結婚詐欺を立件するのは意外と難しく、被害者は「騙されたことを証明する証拠」と「相手に返す意思がなかった証拠」をどれだけ用意できるかが重点になってくるでしょう。
こちらもチェック
結婚詐欺は証拠が重要!被害に遭ったときの対処方法
証拠を準備する
結婚詐欺を詐欺罪として立件するには「相手が結婚する意思を見せたこと」「騙されてお金を渡したこと」「相手に返す意思がなかったこと」を証明する必要があります。
- 通帳や取引明細書など金銭を渡した(経済的損害を負った)証拠
- お金を要求された・渡したことを示すLINE・DМ・メール
- 結婚式場に下見に行ったときの予約記録や写真
- 両親に挨拶をしたときの写真
- 相手に返済能力がないことを示すもの
証拠が不十分だと警察に対応してもらえないこともあります。念には念を入れ、複数の証拠を準備しておきましょう。
証拠が揃わないときは探偵に相談を
証拠が不十分なときは、詐欺問題を扱っている探偵に相談してみましょう。
調査のプロ・探偵であれば、尾行・張り込み・聞き込み・独自のデータ分析など、さまざまな調査で詐欺師の素性や経歴、普段の行動や収入面など幅広い情報を集めることが可能です。
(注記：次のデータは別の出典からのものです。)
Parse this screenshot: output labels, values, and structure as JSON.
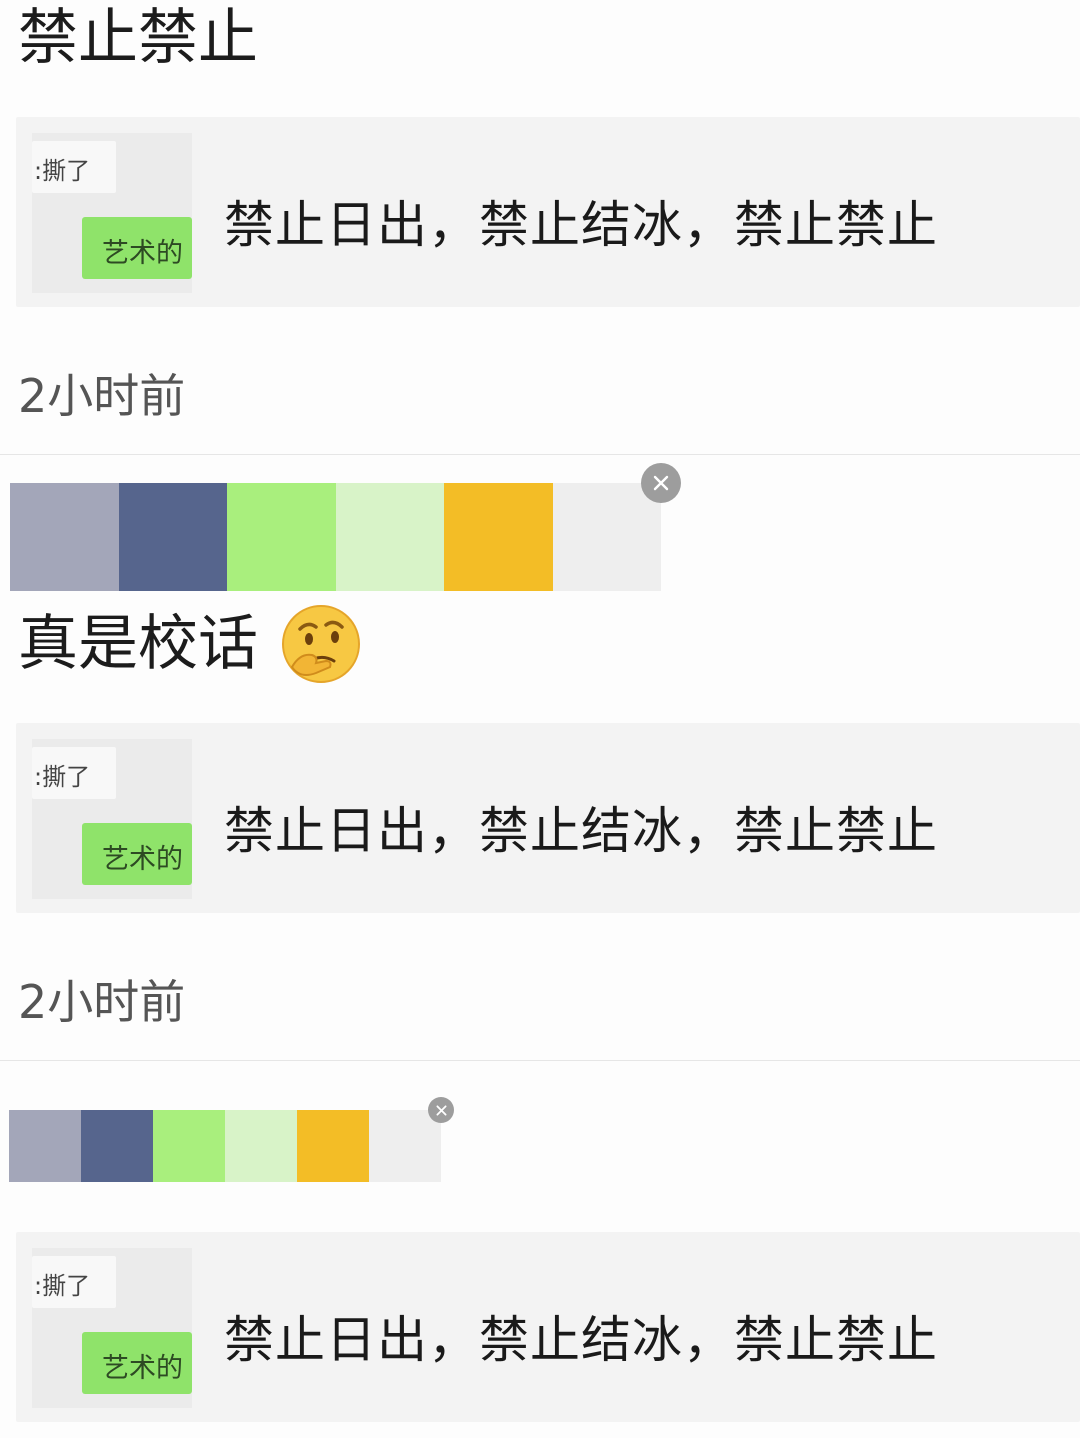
{
  "post1": {
    "title": "禁止禁止",
    "card": {
      "thumb_top_text": ":撕了",
      "thumb_bubble_text": "艺术的",
      "text": "禁止日出，禁止结冰，禁止禁止"
    },
    "time": "2小时前"
  },
  "palette1": {
    "colors": [
      "#a3a6b9",
      "#56658d",
      "#a9ef7d",
      "#d8f3c8",
      "#f3bd26",
      "#eeeeee"
    ]
  },
  "post2": {
    "title": "真是校话",
    "emoji_icon": "thinking-face-emoji",
    "card": {
      "thumb_top_text": ":撕了",
      "thumb_bubble_text": "艺术的",
      "text": "禁止日出，禁止结冰，禁止禁止"
    },
    "time": "2小时前"
  },
  "palette2": {
    "colors": [
      "#a3a6b9",
      "#56658d",
      "#a9ef7d",
      "#d8f3c8",
      "#f3bd26",
      "#eeeeee"
    ]
  },
  "post3": {
    "card": {
      "thumb_top_text": ":撕了",
      "thumb_bubble_text": "艺术的",
      "text": "禁止日出，禁止结冰，禁止禁止"
    }
  }
}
さらに集められた情報は、警察や裁判での重要証拠として利用することもできます。
どこまで調べるかによって調査費用は異なりますが、おおよその相場は10〜50万円程度。
多くの探偵事務所で無料相談・無料見積もりをおこなっていますので、まずは相談するところからはじめてみましょう。
探偵事務所では、結婚相手の素性や信頼度を調査する「身辺調査(結婚調査)」もおこなっています。
「結婚前に相手のことを詳しく知っておきたい」「婚約者がなんとなく怪しい…」と感じたときは気軽に相談してみましょう。
国民生活センター・消費者センターに相談する
国が運営している国民生活センター、または地方公共団体が運営している消費者センターは、詐欺被害に遭った人にどう動くべきかアドバイスをしてくれる機関です。
また、裁判をせずに解決したいときの「裁判外紛争解決手続(ADR)」の実施、トラブル等の未然防止・拡大防止に関する注意喚起もおこなっています。
相談事例や紛争解決事例もホームページ内で閲覧できますので、どのような相談が寄せられているか、どうやって解決したのか、一度目を通してみることをおすすめします。 参考資料:「国民生活センター」、「全国の消費生活センター等」
警察署・交番に相談する
相手を詐欺師として逮捕してもらいたいときは、最寄りの警察署・交番で相談し、告訴状を提出しましょう。
このときに重要になるのが、前述した「詐欺被害に遭ったことが証明できる証拠」です。
証拠が揃っていないと警察は動かない(対応できない)ことがあるため注意しましょう。
弁護士に相談する
警察は詐欺師を逮捕することは可能ですが、加害者が騙し取ったお金の返金手続きまではおこなわないことがほとんどです。
お金を取り戻したいとき、また警察の対応が不十分だと感じたときは法律のプロ・弁護士に相談しましょう。
弁護士に相談・依頼すると、加害者への返金交渉やお金を取り戻すためのアドバイス、また裁判を起こすときの準備やサポートなど、幅広くサポートしてもらうことが可能です。
弁護士費用の相場は50〜200万円程度。まずは無料相談会を利用し、お金を取り戻すことは可能か、弁護士費用はいくらかかるかなど、気になることを相談してみましょう。